The two rabid kittens and four litter mates of the first kitten were euthanized,
Last Chance Animal Rescue director Cindy Sharpley told Harris. Six humans
from two familes who adopted the kittens and several store employees received
post-exposure vaccination.
The quick containment was markedly different from the results in October
1994, when a pet store in Concord, New Hampshire inadvertently sold a
rabid kitten from a found feral litter. Jamie Childs, M.D., of the Centers
for Disease Control & Prevention in Atlanta estimated in July 1995
that the New Hampshire episode cost $1.5 million, including $1.1 million
to administer a six-shot series of post-exposure vaccinations to 665 people,
$4,200 for testing exposed animals, and $15,000 spent to find people who
might have handled the kitten.
Childs said the New Hampshire case was complicated because the Concord
store did not keep detailed records on animal sales and health, kittens
were allowed to roam freely throughout the store, and the store was often
visited by children from nearby childcare centers and a school.
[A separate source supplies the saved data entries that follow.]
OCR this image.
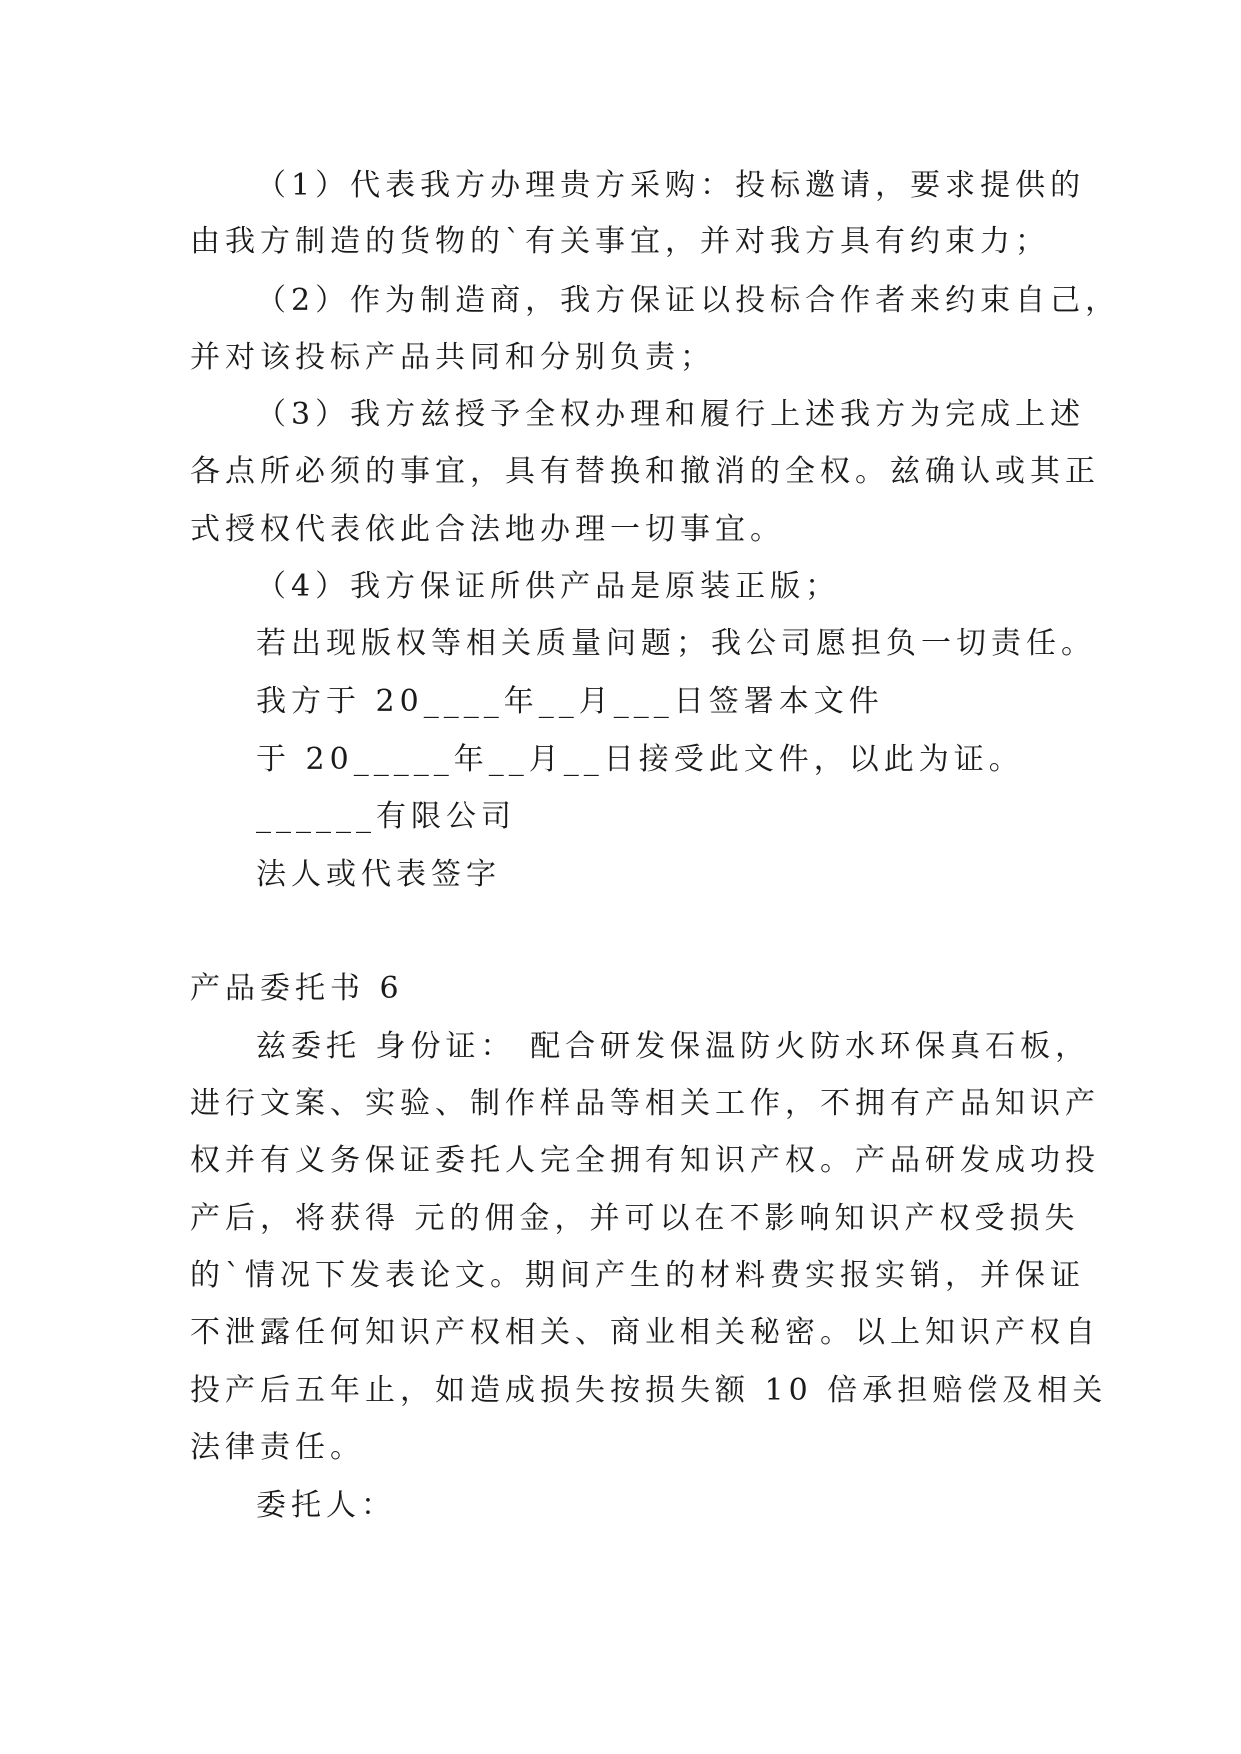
（1）代表我方办理贵方采购：投标邀请，要求提供的
由我方制造的货物的`有关事宜，并对我方具有约束力；
（2）作为制造商，我方保证以投标合作者来约束自己，
并对该投标产品共同和分别负责；
（3）我方兹授予全权办理和履行上述我方为完成上述
各点所必须的事宜，具有替换和撤消的全权。兹确认或其正
式授权代表依此合法地办理一切事宜。
（4）我方保证所供产品是原装正版；
若出现版权等相关质量问题；我公司愿担负一切责任。
我方于 20____年__月___日签署本文件
于 20_____年__月__日接受此文件，以此为证。
______有限公司
法人或代表签字
产品委托书 6
兹委托 身份证： 配合研发保温防火防水环保真石板，
进行文案、实验、制作样品等相关工作，不拥有产品知识产
权并有义务保证委托人完全拥有知识产权。产品研发成功投
产后，将获得 元的佣金，并可以在不影响知识产权受损失
的`情况下发表论文。期间产生的材料费实报实销，并保证
不泄露任何知识产权相关、商业相关秘密。以上知识产权自
投产后五年止，如造成损失按损失额 10 倍承担赔偿及相关
法律责任。
委托人：
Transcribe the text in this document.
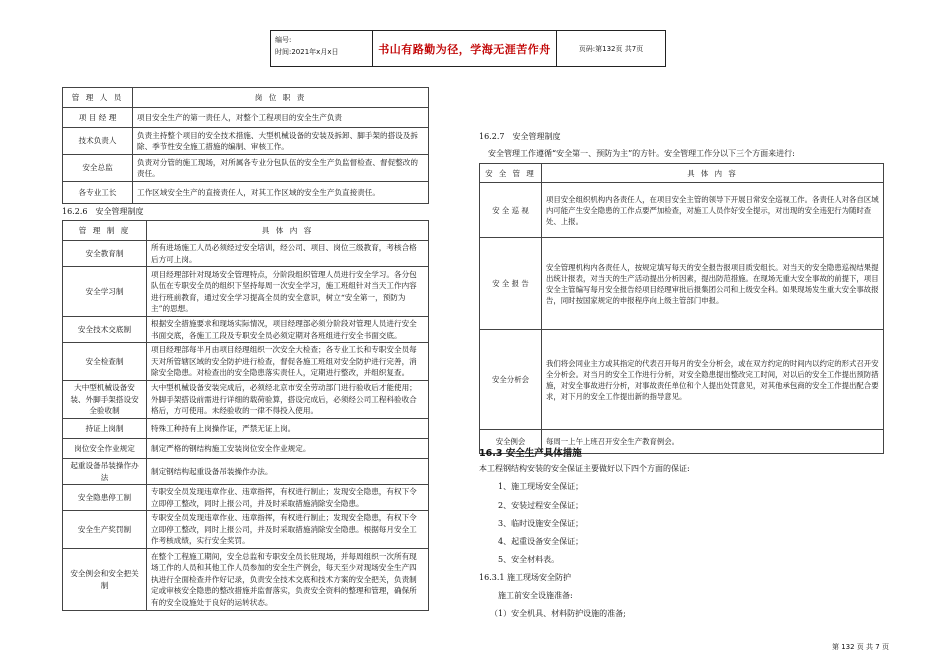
编号:
时间:2021年x月x日	书山有路勤为径，学海无涯苦作舟	页码:第132页 共7页
管 理 人 员	岗 位 职 责
项 目 经 理	项目安全生产的第一责任人，对整个工程项目的安全生产负责
技术负责人	负责主持整个项目的安全技术措施、大型机械设备的安装及拆卸、脚手架的搭设及拆除、季节性安全施工措施的编制、审核工作。
安全总监	负责对分管的施工现场，对所属各专业分包队伍的安全生产负监督检查、督促整改的责任。
各专业工长	工作区域安全生产的直接责任人，对其工作区域的安全生产负直接责任。
16.2.6　安全管理制度
管 理 制 度	具 体 内 容
安全教育制	所有进场施工人员必须经过安全培训，经公司、项目、岗位三级教育，考核合格后方可上岗。
安全学习制	项目经理部针对现场安全管理特点，分阶段组织管理人员进行安全学习。各分包队伍在专职安全员的组织下坚持每周一次安全学习，施工班组针对当天工作内容进行班前教育，通过安全学习提高全员的安全意识，树立“安全第一，预防为主”的思想。
安全技术交底制	根据安全措施要求和现场实际情况，项目经理部必须分阶段对管理人员进行安全书面交底，各施工工段及专职安全员必须定期对各班组进行安全书面交底。
安全检查制	项目经理部每半月由项目经理组织一次安全大检查；各专业工长和专职安全员每天对所管辖区域的安全防护进行检查，督促各施工班组对安全防护进行完善，消除安全隐患。对检查出的安全隐患落实责任人，定期进行整改，并组织复查。
大中型机械设备安装、外脚手架搭设安全验收制	大中型机械设备安装完成后，必须经北京市安全劳动部门进行验收后才能使用；外脚手架搭设前需进行详细的载荷验算，搭设完成后，必须经公司工程科验收合格后，方可使用。未经验收的一律不得投入使用。
持证上岗制	特殊工种持有上岗操作证，严禁无证上岗。
岗位安全作业规定	制定严格的钢结构施工安装岗位安全作业规定。
起重设备吊装操作办法	制定钢结构起重设备吊装操作办法。
安全隐患停工制	专职安全员发现违章作业、违章指挥，有权进行制止；发现安全隐患，有权下令立即停工整改，同时上报公司，并及时采取措施消除安全隐患。
安全生产奖罚制	专职安全员发现违章作业、违章指挥，有权进行制止；发现安全隐患，有权下令立即停工整改，同时上报公司，并及时采取措施消除安全隐患。根据每月安全工作考核成绩，实行安全奖罚。
安全例会和安全把关制	在整个工程施工期间，安全总监和专职安全员长驻现场，并每周组织一次所有现场工作的人员和其他工作人员参加的安全生产例会，每天至少对现场安全生产四执进行全面检查并作好记录，负责安全技术交底和技术方案的安全把关，负责制定或审核安全隐患的整改措施并监督落实，负责安全资料的整理和管理，确保所有的安全设施处于良好的运转状态。
16.2.7　安全管理制度
安全管理工作遵循“安全第一、预防为主”的方针。安全管理工作分以下三个方面来进行:
安 全 管 理	具 体 内 容
安 全 巡 视	项目安全组织机构内各责任人，在项目安全主管的领导下开展日常安全巡视工作。各责任人对各自区域内可能产生安全隐患的工作点要严加检查，对施工人员作好安全提示，对出现的安全违犯行为随时查处、上报。
安 全 报 告	安全管理机构内各责任人，按规定填写每天的安全报告报项目质安组长。对当天的安全隐患巡视结果提出统计报表，对当天的生产活动提出分析因素，提出防范措施。在现场无重大安全事故的前提下，项目安全主管编写每月安全报告经项目经理审批后报集团公司和上级安全科。如果现场发生重大安全事故报告，同时按国家规定的申报程序向上级主管部门申报。
安全分析会	我们将会同业主方或其指定的代表召开每月的安全分析会，或在双方约定的时间内以约定的形式召开安全分析会。对当月的安全工作进行分析，对安全隐患提出整改完工时间，对以后的安全工作提出预防措施，对安全事故进行分析，对事故责任单位和个人提出处罚意见，对其他承包商的安全工作提出配合要求，对下月的安全工作提出新的指导意见。
安全例会	每周一上午上班召开安全生产教育例会。
16.3 安全生产具体措施
本工程钢结构安装的安全保证主要做好以下四个方面的保证:
1、施工现场安全保证；
2、安装过程安全保证；
3、临时设施安全保证；
4、起重设备安全保证；
5、安全材料表。
16.3.1 施工现场安全防护
施工前安全设施准备:
（1）安全机具、材料防护设施的准备;
第 132 页 共 7 页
At the Greenbelt store, "The first kitten identified was 9-10 weeks
old. The entire litter, without the mother, were picked up and brought
to Last Chance Animal Rescue," PetSmart Charities adoption operations
manager Julie Schmaltz told ANIMAL PEOPLE. "They were isolated from
all other cats until brought into the store for adoption."
The adopter returned the kitten to the store because he "was lurching
and unsteady," Sharpley told Harris. "When I reached into his
cage to check him, he attacked my hand."
The second kitten, acquired by Last Chance from the Queen Anne County
Animal Control Center, according to Schmaltz, "was 12 to 14 weeks
old," Schmaltz said. She was in her adoptive home a little over a
month and had been seen by two veterinarians. The first vet provided a
rabies booster vaccination. The kitten went to a second vet due to having
problems with back legs and acting odd. The vet gave her antibiotics,
earmite medication, and worming medication, and then sent her home. The
day prior to the second vet visit, the kitten bit the husband. The next
day the kitten bit the son and two other members of the family."
PetSmart district manager Paul Amirault told Harris that the company had
handled only one other rabid animal, a dog in 2004, among more than three
million animals adopted out since 1989.